Early in the Tea Party phenomenon, I heard Dick Armey, then head of the Koch's main propaganda operation, speaking about the Tea Party and he pushed the word "grassroots" into his sentences so often that it was comical. Right wing media is doing exactly that again. But this time, because they are pointing to Canada as role model and exemplar, that makes it even easier to suggest that American oil interests (and the political groups and arrangements which support it) are not in play. It's all just about citizens everywhere increasingly angry at their oppressive governments.
My strong impression is that the Truckdrivers, and the many flag & sign waving spectators, shown on the TV news reports, were, in fact Canadians, acting voluntarily. You appear to be unwilling to accept that evident fact.
You appear to be suggesting these Canadians can't think for themselves (and their self interests), and are acting only at the direction of evil American members of the same old dark conspiracy you cite so endlessly, again and again and again ………
Until about a year ago we held a large stake in a Canadian company, headquartered in Calgary, providing engineering services to (all Canadian) Alberta oil producers. I travelled there (and to their office in Vancouver) regularly to coordinate mutual operations & business development efforts.

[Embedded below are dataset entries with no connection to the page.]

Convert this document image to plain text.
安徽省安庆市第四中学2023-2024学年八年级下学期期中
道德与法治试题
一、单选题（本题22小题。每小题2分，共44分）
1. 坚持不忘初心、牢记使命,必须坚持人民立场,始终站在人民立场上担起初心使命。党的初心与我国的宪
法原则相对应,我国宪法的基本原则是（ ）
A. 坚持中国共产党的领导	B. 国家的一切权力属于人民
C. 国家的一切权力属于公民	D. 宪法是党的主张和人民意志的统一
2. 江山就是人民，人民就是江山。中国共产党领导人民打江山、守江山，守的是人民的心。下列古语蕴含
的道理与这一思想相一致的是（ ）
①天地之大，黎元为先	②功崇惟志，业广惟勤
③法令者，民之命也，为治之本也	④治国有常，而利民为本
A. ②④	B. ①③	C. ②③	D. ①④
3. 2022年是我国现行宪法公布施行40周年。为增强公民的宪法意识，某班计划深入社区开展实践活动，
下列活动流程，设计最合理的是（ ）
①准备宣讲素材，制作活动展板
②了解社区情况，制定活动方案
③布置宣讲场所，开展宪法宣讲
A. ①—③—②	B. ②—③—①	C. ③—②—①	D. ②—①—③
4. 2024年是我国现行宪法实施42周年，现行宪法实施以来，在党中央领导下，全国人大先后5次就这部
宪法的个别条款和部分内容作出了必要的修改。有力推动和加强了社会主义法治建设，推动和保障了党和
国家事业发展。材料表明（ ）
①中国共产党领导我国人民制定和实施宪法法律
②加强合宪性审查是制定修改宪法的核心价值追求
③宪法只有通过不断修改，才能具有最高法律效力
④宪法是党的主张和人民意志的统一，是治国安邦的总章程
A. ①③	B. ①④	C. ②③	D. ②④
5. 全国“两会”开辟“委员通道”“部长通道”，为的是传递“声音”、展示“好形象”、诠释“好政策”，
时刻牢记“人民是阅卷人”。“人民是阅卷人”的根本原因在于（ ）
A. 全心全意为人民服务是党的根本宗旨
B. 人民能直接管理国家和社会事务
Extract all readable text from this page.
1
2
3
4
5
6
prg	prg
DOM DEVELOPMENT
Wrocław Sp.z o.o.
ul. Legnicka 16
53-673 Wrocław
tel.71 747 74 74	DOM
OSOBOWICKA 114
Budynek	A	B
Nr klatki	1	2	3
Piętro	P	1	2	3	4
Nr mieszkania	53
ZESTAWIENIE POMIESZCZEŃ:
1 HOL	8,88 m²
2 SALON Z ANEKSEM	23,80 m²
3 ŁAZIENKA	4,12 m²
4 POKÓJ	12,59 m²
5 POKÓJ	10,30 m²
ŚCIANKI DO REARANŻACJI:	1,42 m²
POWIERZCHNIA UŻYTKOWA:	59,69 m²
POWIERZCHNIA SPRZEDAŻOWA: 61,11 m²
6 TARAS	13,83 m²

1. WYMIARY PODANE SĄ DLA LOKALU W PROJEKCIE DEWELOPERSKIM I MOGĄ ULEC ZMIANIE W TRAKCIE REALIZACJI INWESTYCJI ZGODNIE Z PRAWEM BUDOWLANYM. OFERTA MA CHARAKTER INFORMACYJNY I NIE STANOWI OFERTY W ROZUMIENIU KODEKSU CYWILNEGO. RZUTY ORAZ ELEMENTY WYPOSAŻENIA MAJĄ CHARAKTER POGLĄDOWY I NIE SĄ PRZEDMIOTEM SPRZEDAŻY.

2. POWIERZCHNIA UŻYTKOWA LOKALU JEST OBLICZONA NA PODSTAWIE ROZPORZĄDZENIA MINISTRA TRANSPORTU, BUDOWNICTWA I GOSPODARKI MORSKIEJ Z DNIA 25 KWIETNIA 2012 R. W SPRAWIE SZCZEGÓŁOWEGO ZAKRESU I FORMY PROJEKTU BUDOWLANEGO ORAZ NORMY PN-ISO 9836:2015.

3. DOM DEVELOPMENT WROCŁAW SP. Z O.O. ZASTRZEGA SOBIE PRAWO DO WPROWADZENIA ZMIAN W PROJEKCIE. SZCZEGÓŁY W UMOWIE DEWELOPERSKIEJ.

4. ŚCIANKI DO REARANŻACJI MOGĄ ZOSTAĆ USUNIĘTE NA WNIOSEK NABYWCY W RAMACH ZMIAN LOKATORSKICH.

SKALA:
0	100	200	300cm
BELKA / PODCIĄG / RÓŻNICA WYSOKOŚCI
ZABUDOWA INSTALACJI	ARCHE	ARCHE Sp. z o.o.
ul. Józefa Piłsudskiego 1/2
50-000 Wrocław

They were a pleasant and very capable group, a good deal more conservative in their outlooks than most of us. However in several flights over the extraction areas North of Calgary I was truly astounded by the many abandoned black "lakes" containing sludge & residues from the liquefaction/extraction process for the tar sands . U.S. environmental law would never permit anything like that. The U.S. has enormous reserves of gas and liquid petroleum, and I suspect western Canada does as well, all of which can easily replace the tar sands sources. More up front effort and investment would be required to locate & develop them, compared to the near surface deposits in Alberta, but the long term costs & environmental effects would be far less. Tar sands production continues to be very profitable only because Canadian laws and Canadian governments ignore the relatively far greater environmental consequences, compared with directional drilling for oil & gas. The extraction companies in Alberta are all Canadian owned and operated, though U.S. (and Chinese) investors likely have stakes in them. Most of the petroleum so produced has been consumed in Canada, though the U.S. is currently the chief market for exports. The Canadian producers have long been planning a pipeline to Pacific ports to provide access to Markets in China, though there is political opposition to it in BC. This too is a Canadian affair.
I believe you are trying far too hard to blame all this on Americans, and the "vast, pervasive far right" conspiracies" you assume exist only here. Canadian people, like others everywhere, make their own choices, and it is clear that many of them make choices you don't like. That includes the truckers, their supporters and the many developers & producers of tar sand petroleum in Alberta.